Saturday, July 16, 2016
work is love made visible
I love anything that comes from the hands: the garden's fruit, the well-risen bread, the hand-quilted blanket, the drawings my daughter offers up after all of that painstaking detail.
I love how, in the realm of Montessori, we don't necessarily praise the child for a result, a product, but instead say: "That was a big work." We acknowledge the process, and I'm learning how to have a relationship with that beautiful concept of "the friendliness with error." This, too, is a big work.
We turned in our albums on Thursday, and before I let mine go, I gave it a little embrace and kissed it--this is what I do to submissions of poetry; I kiss the envelope before I drop it into the box because I want to wish it well into the world and love it no matter what the results may be--and that 340-page monster joined the slippery pile of other monsters of varying length. At one point, some topped to the ground, causing this impressive collective gasp-groan from the room and much lunging from the nearby Montessorians, but they are well, intact, and in the hands of the graders, who have a great deal of my sympathy as my least favorite thing about teaching older students was the piles and piles of grading. Fortunately, the system is pass or resubmit, rather than a complicated A-F, scribbled with red kind of deal. We're given commentary that is rooted in the desire for us to actually improve as opposed to justify the letter grade we got.
I've always kind of loved the want/need/wear/read philosophy of gift-giving, and that's been heightened after reading The Life-Changing Magic of Tidying Up.
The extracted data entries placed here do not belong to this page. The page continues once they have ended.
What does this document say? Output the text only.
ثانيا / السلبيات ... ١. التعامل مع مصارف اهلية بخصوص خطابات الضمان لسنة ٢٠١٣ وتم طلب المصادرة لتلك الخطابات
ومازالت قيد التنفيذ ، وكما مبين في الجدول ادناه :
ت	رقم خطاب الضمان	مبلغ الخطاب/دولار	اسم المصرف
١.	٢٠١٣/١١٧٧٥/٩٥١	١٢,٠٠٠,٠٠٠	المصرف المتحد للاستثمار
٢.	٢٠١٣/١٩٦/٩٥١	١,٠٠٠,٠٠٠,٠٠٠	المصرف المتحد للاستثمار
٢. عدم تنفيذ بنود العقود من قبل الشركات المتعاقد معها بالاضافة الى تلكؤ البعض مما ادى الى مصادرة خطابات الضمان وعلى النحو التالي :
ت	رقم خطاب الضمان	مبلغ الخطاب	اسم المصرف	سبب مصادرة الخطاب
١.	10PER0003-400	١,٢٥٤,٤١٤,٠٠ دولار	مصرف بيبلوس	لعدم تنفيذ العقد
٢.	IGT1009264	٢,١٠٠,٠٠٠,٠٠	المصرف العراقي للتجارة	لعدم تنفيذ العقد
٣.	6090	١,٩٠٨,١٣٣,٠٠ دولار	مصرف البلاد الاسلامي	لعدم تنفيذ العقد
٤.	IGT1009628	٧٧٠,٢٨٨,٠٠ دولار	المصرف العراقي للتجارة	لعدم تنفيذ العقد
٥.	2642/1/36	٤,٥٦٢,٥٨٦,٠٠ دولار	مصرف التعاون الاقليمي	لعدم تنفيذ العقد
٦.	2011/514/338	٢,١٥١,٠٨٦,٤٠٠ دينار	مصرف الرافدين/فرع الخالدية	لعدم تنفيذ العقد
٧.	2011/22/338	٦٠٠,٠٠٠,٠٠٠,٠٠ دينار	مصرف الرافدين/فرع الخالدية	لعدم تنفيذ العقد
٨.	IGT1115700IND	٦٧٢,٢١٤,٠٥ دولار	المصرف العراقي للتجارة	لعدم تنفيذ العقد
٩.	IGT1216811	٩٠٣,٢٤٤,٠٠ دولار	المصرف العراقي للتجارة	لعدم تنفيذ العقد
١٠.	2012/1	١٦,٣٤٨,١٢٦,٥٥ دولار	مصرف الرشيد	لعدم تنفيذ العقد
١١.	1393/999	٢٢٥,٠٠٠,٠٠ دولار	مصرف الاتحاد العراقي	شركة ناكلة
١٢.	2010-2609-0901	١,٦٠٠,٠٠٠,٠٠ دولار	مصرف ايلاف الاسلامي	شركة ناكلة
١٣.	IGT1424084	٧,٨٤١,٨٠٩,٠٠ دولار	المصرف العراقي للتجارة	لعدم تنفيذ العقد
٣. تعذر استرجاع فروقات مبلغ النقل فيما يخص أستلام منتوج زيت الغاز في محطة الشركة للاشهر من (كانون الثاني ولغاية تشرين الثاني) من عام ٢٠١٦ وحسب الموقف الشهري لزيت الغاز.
Simplicity appeals to me, which is perhaps why Montessori appeals to me. (And yes, those of you who have seen my house, I know. I'm working on it.)
But I'm fluttering around what I really want to get at, which is how the act of work with one's hands can represent such a deep manifestation of love. Maya draws something with her hands, out of love for the person she draws for. Each drawing often has a narrative--one she's made while she draws, sometimes with the birds and fish and whatnot conversing with one another as they come to life. And I looked at one and thought, "I want to have a relationship with that." It's a collaboration, between me and my bear, these little embroidered illustrations. I'm working on another on my travels to Maine (hello from the Bangor airport!) that I will reveal later. My fingers stitch over her illustration, fiber over embroidery pencil, my hands repeating as best I can what her hands originally did.
Above is the result of what got me to finally put needle into fabric. I'd puttered around with handstitching on birthday crowns but hadn't embroidered before and knew it was time because I had swooned a few too many times over other people's work and daydreamed about what I could do myself--imagine the ways in which I could marry fiber plus pocket nature finds plus poetry!--and here is my second embroidered work--Maria Montessori's bulb of development, but the one done in her original handwriting because there's another layer of handwork that I love. (Before she passed away last October, I'd write a letter to my grandmother nearly every day, though it slowed a bit after children, sadly.) This bulb was a gift to our foundations course instructor, who, much to my relief, loved it, and now I'm itching to keep doing this, the tiny intimacies that come from fingers moving over a palate, over all of the space that is my deep appreciation, my love for what four weeks can do to a human being. My way of bowing and saying thank you. Of saying namaste. I bow to the divine in you. The Buddha in me sees the Buddha in you.
And the ones with Maya are my favorites, because who doesn't love that kind of collaboration? I asked her who we should give the first one to, and she was very insistent that it was a gift to me, so I've framed it and put it up against the wall right next to the first family portrait she drew (so much has changed in her fine motor control!) and Finn wanted in on the fun, so he gave me some glorious scribbles, and when I return home, I'll sit down with that and collaborate with my son as well.